The U.S. Postal Service announced Wednesday that it will end Saturday home mail service for first-class mail, a move that is expected to save the financially strapped agency $2 billion. The decision to cut Saturday service is set to take effect Aug. 5. No first-class mail means letters, magazines, advertising mail, catalogs, newspapers and Netflix DVDs will not be delivered on Saturdays, regional Postal Service spokesman Ernie Swanson said. Parcels will be delivered on Saturdays, and those who have a post office box will still get their mail, he said. “We are simply not in a financial position where we can maintain six days of mail delivery,” Postmaster General and Chief Executive Patrick Donahoe said. “The ease of online bill payments has led to the decline of first-class mail volume since 2008, a major blow to the institution.” In the past fiscal year, the Postal Service has seen a financial loss of $15.9 billion.
… The decision to end Saturday home mail service doesn’t necessarily mean layoffs or other wholesale changes, Swanson said. The Postal Service has been operating very lean in recent years, he said, not hiring and providing incentives to employees to retire or take early retirement. Since 2006, the agency has reduced its workforce by 193,000, Swanson said.

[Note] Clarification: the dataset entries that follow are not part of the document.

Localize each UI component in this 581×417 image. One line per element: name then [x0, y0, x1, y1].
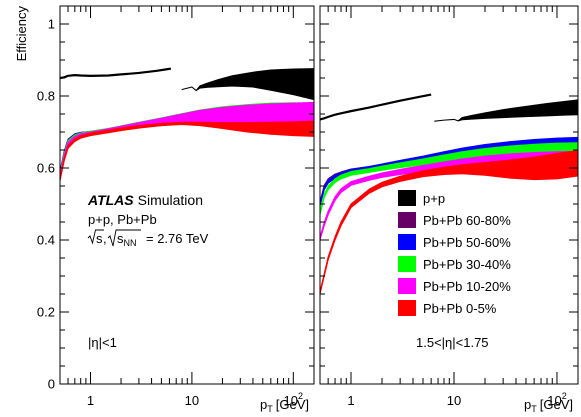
right-x-tick-label-base: 10 — [447, 393, 461, 408]
left-series-pb-pb-10-20-band — [60, 101, 314, 179]
legend-swatch — [398, 278, 416, 294]
y-tick-label: 1 — [48, 17, 55, 32]
right-series-pb-pb-10-20-band — [320, 150, 578, 241]
right-x-label-unit: [GeV] — [540, 397, 573, 412]
atlas-label: ATLAS — [87, 192, 134, 208]
left-x-tick-label-base: 10 — [185, 393, 199, 408]
legend-swatch — [398, 300, 416, 316]
legend-swatch — [398, 212, 416, 228]
atlas-sub-label: Simulation — [138, 192, 203, 208]
left-x-tick-label-base: 10 — [284, 393, 298, 408]
right-x-tick-label: 10 — [447, 393, 461, 408]
right-series-p-p-line — [320, 93, 432, 121]
legend-label: p+p — [423, 191, 445, 206]
right-eta-label: 1.5<|η|<1.75 — [416, 335, 489, 350]
legend-swatch — [398, 234, 416, 250]
energy-label-snn: sNN — [117, 231, 137, 248]
left-x-tick-label: 1 — [87, 393, 94, 408]
legend: p+p Pb+Pb 60-80% Pb+Pb 50-60% Pb+Pb 30-40% P… — [398, 190, 511, 316]
right-x-label-sub: T — [531, 404, 537, 414]
right-x-tick-label-base: 10 — [547, 393, 561, 408]
atlas-title: ATLAS Simulation — [87, 192, 203, 208]
right-x-axis-label: pT [GeV] — [524, 397, 573, 414]
legend-label: Pb+Pb 10-20% — [423, 279, 511, 294]
left-series-p-p-line — [60, 67, 172, 80]
right-series-pb-pb-30-40-band — [320, 142, 578, 216]
right-x-label-p: p — [524, 397, 531, 412]
y-tick-label: 0.6 — [37, 161, 55, 176]
left-x-label-p: p — [260, 397, 267, 412]
y-tick-label: 0.8 — [37, 89, 55, 104]
left-x-axis-label: pT [GeV] — [260, 397, 309, 414]
energy-label-value: = 2.76 TeV — [146, 231, 209, 246]
atlas-annotation: ATLAS Simulation p+p, Pb+Pb s , sNN = 2.7… — [87, 192, 209, 248]
right-series-p-p-band — [434, 99, 578, 122]
left-x-tick-label-base: 1 — [87, 393, 94, 408]
y-tick-label: 0 — [48, 377, 55, 392]
y-tick-label: 0.4 — [37, 233, 55, 248]
right-panel: 1 10 102 pT [GeV] p+pPb+Pb 60-80%Pb+Pb 50-6… — [319, 5, 579, 414]
energy-label-s: s — [96, 231, 103, 246]
right-panel-frame — [319, 5, 579, 385]
y-axis-label: Efficiency — [14, 6, 29, 62]
y-tick-label: 0.2 — [37, 305, 55, 320]
legend-label: Pb+Pb 0-5% — [423, 301, 497, 316]
legend-label: Pb+Pb 60-80% — [423, 213, 511, 228]
right-x-tick-label: 1 — [347, 393, 354, 408]
legend-swatch — [398, 256, 416, 272]
legend-label: Pb+Pb 50-60% — [423, 235, 511, 250]
right-x-tick-label: 102 — [547, 391, 566, 408]
right-axes: 1 10 102 — [319, 6, 578, 408]
energy-label: s , sNN = 2.76 TeV — [87, 229, 209, 248]
left-axes: 00.20.40.60.811 10 102 — [37, 6, 314, 408]
left-x-label-sub: T — [267, 404, 273, 414]
energy-label-snn-s: s — [117, 231, 124, 246]
collision-label: p+p, Pb+Pb — [88, 212, 157, 227]
left-panel: 00.20.40.60.811 10 102 Efficiency pT [GeV] … — [14, 5, 315, 414]
left-series-p-p-band — [181, 68, 314, 101]
left-plot-area — [60, 67, 314, 182]
right-plot-area — [320, 93, 578, 295]
right-series-pb-pb-0-5-band — [320, 150, 578, 295]
energy-label-snn-sub: NN — [124, 238, 137, 248]
left-x-tick-label-sup: 2 — [298, 391, 303, 401]
legend-swatch — [398, 190, 416, 206]
right-x-tick-label-sup: 2 — [562, 391, 567, 401]
left-x-tick-label: 10 — [185, 393, 199, 408]
left-series-pb-pb-0-5-band — [60, 120, 314, 182]
sqrt-sign-snn — [107, 229, 141, 247]
sqrt-sign-s — [87, 229, 104, 245]
left-x-tick-label: 102 — [284, 391, 303, 408]
energy-label-separator: , — [103, 231, 107, 246]
legend-label: Pb+Pb 30-40% — [423, 257, 511, 272]
left-x-label-unit: [GeV] — [276, 397, 309, 412]
right-x-tick-label-base: 1 — [347, 393, 354, 408]
left-eta-label: |η|<1 — [88, 335, 117, 350]
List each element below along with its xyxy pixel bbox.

If a job is eliminated as a result of Wednesday’s announcement, that employee might be able to work at another Postal Service location, he said. “We’re trying to handle the change through attrition, and not have to lay anybody off,” Swanson said.
However, Richard Gallegos, vice president of the Fresno Area American Postal Workers Union in California, estimates 30,000 to 40,000 carriers will lose their jobs because of the cut.
Meanwhile, the end of Saturday home mail service takes effect the same week as Washington state’s August primary. The primary is Aug. 6.